Between April 2008 and August 2013, 2136 patients underwent endoscopic retrograde cholangiopancreatography (ERCP)-related procedures. Among them, 55 patients with difficult biliary cannulation who underwent EST after bile duct cannulation using the pancreatic duct guidewire placement method (P-GW) were divided into two groups: a stent group (n = 24; pancreatic stent placed) and a no-stent group (n = 31; no pancreatic stenting). We retrospectively compared the two groups to examine the need for pancreatic stenting to prevent post-ERCP pancreatitis (PEP) in patients undergoing EST after biliary cannulation by P-GW.
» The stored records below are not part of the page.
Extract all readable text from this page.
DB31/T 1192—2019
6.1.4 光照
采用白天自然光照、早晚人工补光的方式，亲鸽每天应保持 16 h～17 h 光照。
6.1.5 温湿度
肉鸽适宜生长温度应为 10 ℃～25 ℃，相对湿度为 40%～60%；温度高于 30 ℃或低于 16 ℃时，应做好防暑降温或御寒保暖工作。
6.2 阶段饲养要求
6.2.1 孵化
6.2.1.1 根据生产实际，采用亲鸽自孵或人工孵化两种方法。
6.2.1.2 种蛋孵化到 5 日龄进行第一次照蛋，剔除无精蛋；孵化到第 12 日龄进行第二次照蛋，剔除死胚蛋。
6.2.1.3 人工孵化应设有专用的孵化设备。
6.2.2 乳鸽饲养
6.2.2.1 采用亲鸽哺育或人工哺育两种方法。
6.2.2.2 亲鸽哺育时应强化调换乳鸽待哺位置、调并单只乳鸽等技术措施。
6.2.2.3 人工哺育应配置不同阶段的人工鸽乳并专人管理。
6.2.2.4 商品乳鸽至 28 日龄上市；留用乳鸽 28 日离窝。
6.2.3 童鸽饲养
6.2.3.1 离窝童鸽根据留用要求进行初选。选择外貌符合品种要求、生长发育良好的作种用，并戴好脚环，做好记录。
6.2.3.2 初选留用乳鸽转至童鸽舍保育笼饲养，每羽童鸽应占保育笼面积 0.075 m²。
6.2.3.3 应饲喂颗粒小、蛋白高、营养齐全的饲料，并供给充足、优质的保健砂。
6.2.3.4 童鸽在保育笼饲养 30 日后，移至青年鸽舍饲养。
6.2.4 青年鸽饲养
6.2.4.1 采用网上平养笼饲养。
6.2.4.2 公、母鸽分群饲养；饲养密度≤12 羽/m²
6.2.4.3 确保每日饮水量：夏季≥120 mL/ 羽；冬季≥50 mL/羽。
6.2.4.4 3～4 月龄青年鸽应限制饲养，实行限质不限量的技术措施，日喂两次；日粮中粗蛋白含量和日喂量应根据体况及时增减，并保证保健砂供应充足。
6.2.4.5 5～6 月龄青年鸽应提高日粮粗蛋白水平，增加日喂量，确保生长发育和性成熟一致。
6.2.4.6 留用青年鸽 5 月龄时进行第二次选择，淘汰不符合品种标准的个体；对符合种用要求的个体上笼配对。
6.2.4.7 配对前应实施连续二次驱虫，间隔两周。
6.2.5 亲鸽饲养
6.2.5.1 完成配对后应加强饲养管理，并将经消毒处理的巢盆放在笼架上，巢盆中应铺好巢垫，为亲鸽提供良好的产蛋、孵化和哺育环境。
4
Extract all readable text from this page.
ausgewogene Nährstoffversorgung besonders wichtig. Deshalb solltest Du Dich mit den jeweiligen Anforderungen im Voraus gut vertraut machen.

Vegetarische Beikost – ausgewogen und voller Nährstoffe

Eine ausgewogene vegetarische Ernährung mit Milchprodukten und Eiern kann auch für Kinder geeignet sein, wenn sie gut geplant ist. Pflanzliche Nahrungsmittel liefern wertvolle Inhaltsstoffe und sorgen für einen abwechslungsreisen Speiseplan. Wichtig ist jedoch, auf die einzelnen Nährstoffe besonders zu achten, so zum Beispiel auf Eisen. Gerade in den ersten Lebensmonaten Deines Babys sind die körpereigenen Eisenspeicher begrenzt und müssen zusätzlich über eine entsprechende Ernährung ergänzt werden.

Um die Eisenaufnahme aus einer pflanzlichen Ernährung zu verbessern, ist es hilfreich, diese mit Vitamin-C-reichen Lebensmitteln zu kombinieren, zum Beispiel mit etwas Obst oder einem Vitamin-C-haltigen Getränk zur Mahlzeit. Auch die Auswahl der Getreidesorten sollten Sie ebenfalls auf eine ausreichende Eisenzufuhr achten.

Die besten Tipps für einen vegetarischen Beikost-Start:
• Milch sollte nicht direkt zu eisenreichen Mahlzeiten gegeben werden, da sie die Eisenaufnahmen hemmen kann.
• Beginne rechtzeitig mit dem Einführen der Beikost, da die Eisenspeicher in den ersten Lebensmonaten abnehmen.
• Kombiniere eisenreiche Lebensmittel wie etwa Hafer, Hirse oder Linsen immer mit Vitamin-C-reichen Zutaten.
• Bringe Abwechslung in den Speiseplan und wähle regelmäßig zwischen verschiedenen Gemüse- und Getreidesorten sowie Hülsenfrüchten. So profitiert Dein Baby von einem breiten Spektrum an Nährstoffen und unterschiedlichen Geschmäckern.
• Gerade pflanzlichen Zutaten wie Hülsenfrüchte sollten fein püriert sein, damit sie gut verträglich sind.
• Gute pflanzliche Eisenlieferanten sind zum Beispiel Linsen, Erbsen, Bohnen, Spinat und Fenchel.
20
No differences in patient characteristics or endoscopic procedures were observed between the two groups. The incidence of PEP was 4.2% (1/24) and 29.0% (9/31) in the Stent and no-stent groups, respectively, with the no-stent group having a significantly higher incidence (P = 0.031). The PEP severity was mild for all the patients in the stent group. In contrast, 8 had mild PEP and 1 had moderate PEP in the no-stent group. The mean serum amylase levels (means ± SD) 3 h after ERCP (183.1 ± 136.7 vs 463.6 ± 510.4 IU/L, P = 0.006) and on the day after ERCP (209.5 ± 208.7 vs 684.4 ± 759.3 IU/L, P = 0.002) were significantly higher in the no-stent group. A multivariate analysis identified the absence of pancreatic stenting (P = 0.045; odds ratio, 9.7; 95%CI: 1.1-90) as a significant risk factor for PEP.
In patients with difficult cannulation in whom the bile duct is cannulated using P-GW, a pancreatic stent should be placed even if EST has been performed.